Diese Schlagworte waren auch aus dem Statement von Florian Zelmanovics, Chef der MediaAgentur Maxus, herauszuhören, denn: „Die Kommunikations­industrie hat sich zum Ziel gesetzt, möglichst viel zu typisieren und zu individualisieren, und auch Maxus wird hier im nächsten Jahr mit neuen Ansätzen auf den Markt kommen – bei Kreation und Media. Schwierig wird es für jene Medien und Agenturen, die gar keine Weiterentwicklung zeigen und die bestehende Kuh bis zum Ende melken wollen.”
Ein weiteres Thema für 2017 ist für Joachim Krügl, Geschäftsführer der Media-Agentur ­Media1, auch das Vorantreiben der Verschränkung neuer, digitaler Möglichkeiten im gesamten kommunikativen Medienmix: „Es gibt noch immer zu viele ‚nebeneinander' ablaufende Kampagnen, zu wenig integrierte. Unserer Meinung nach muss da bei der Marke und der Kommunikationsstrategie angesetzt und andere Lösungen erdacht werden.”
Apropos Verschränkung: Hier weist Mindshare-Chefin Friederike Müller-Wernhart auf den Umstand hin, dass man nicht versuchen sollte, eine gemeinsame Währung über alle drüberzustülpen: „Tatsächlich kann man die ‚alte' und die ‚neue' Welt nicht miteinander fusionieren. Marktforschung nimmt einem die Entscheidung nicht mehr ab. Die Fusionierung beider Welten geht nicht. Und während die ‚alte' Welt noch in der Masse sichtbar und erfolgreich funktioniert, ist die komplexe Abdeckung der ‚neuen' Welt notwendig, um auch in Zukunft als Marke relevant zu bleiben. Am besten sieht man das am digitalen Handel, dessen Werbeausgaben im TV massiv gestiegen sind. Denn nur diese Masse bewegt auch etwas.”

Zweite Standbeine gefragt

Digital ist ein Thema, mit dem sich selbstverständlich auch die größte Gratis-Tageszeitung ­Österreichs beschäftigt: „Wir versuchen, das zweite Standbein, Online, zu verstärken und auszubauen, weil es sich bekanntlich auf zwei Füßen besser steht als auf einem”, so Eva Dichand und Wolfgang Jansky unisono. „Wir wollen also unsere digitale Strategie weiter ausbauen und in Zukunft noch mehr Leser davon überzeugen, Heute.at als primäre Nachrichtenquelle zu nützen.”
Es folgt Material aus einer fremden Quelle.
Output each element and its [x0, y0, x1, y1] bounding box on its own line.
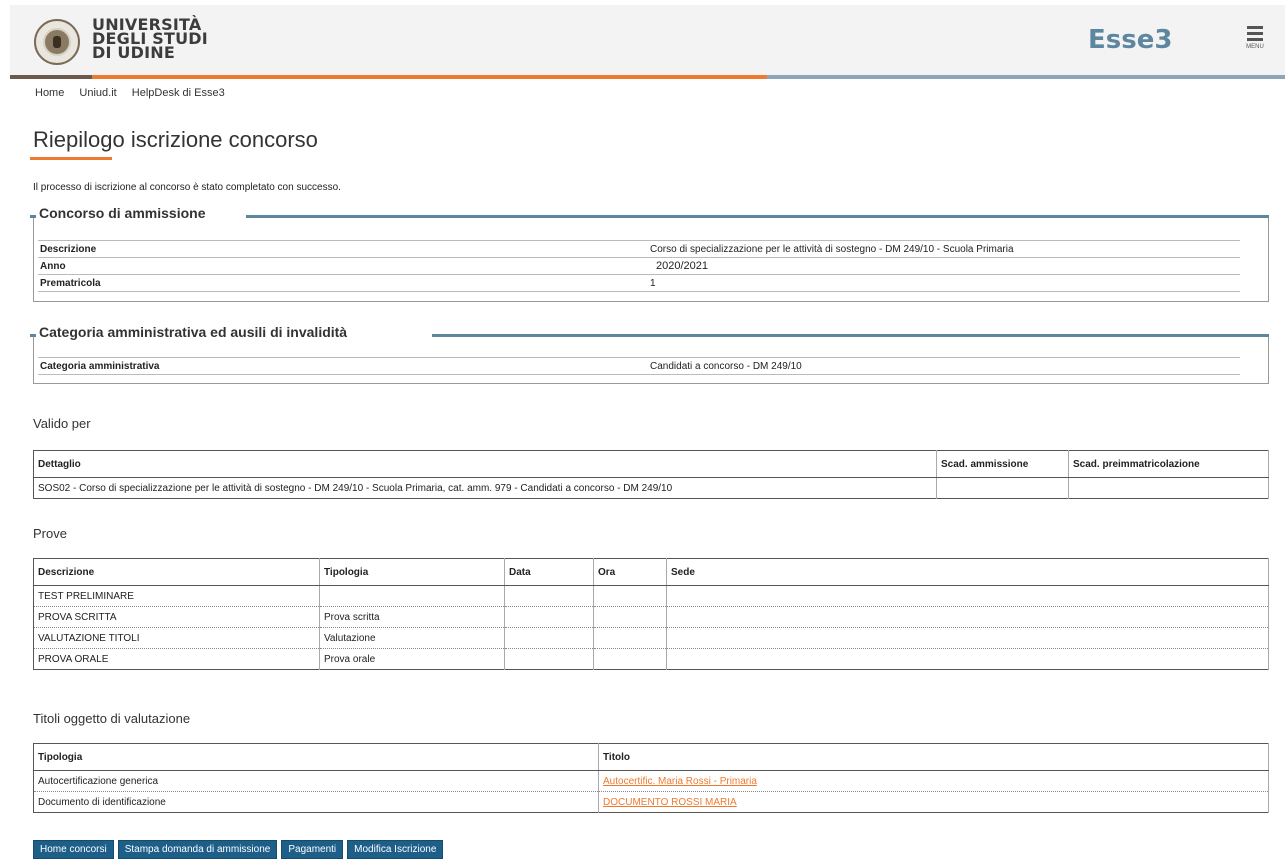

Bei der Kronen Zeitung, ­Österreichs größter Kauf-Tageszeitung, betont deren Geschäftsführer Gerhard Riedler das Thema Bewegtbild-Content und dessen Nutzung über die unterschiedlichsten Plattformen: „Unser Ziel ist es daher, die redaktionellen Kernkompetenzen der Medienmarke ‚Krone' noch mehr in die digitale Welt zu transformieren, den Video-Content vor allem im Sport, Society- und Regional-Segment weiter auszubauen und unsere Leser über alle Endgeräte und Kanäle hinweg dort abzuholen, wo wir sie bestmöglich erreichen.”

Content & Communitys

Eigenproduzierter Content steht auch beim Österreichs größtem Radiosender Ö3 im Vordergrund – und zwar unabhängig vom Vertriebskanal: „Es mag uns ‚Medienfuzzis' auch anlässlich solcher interner Branchenvorschauen manchmal wenig sexy vorkommen”, so Senderchef Georg Spatt, „aber fragt man den Hörer- und auch den Werbemarkt, wird sehr schnell klar, was im Wettbewerb nachgefragt wird: Glaubwürdige Nachrichten, Moderatoren, denen man vertraut und die man mag, eine verlässliche Playlist und darüber hinaus Sendungen, Shows, Rubriken, Aktionen und Schwerpunkte, die deutlich ­machen, wie wichtig und wirkungsvoll es ist, eine der letzten, wenn nicht sogar die letzte große österreichische Community sein.”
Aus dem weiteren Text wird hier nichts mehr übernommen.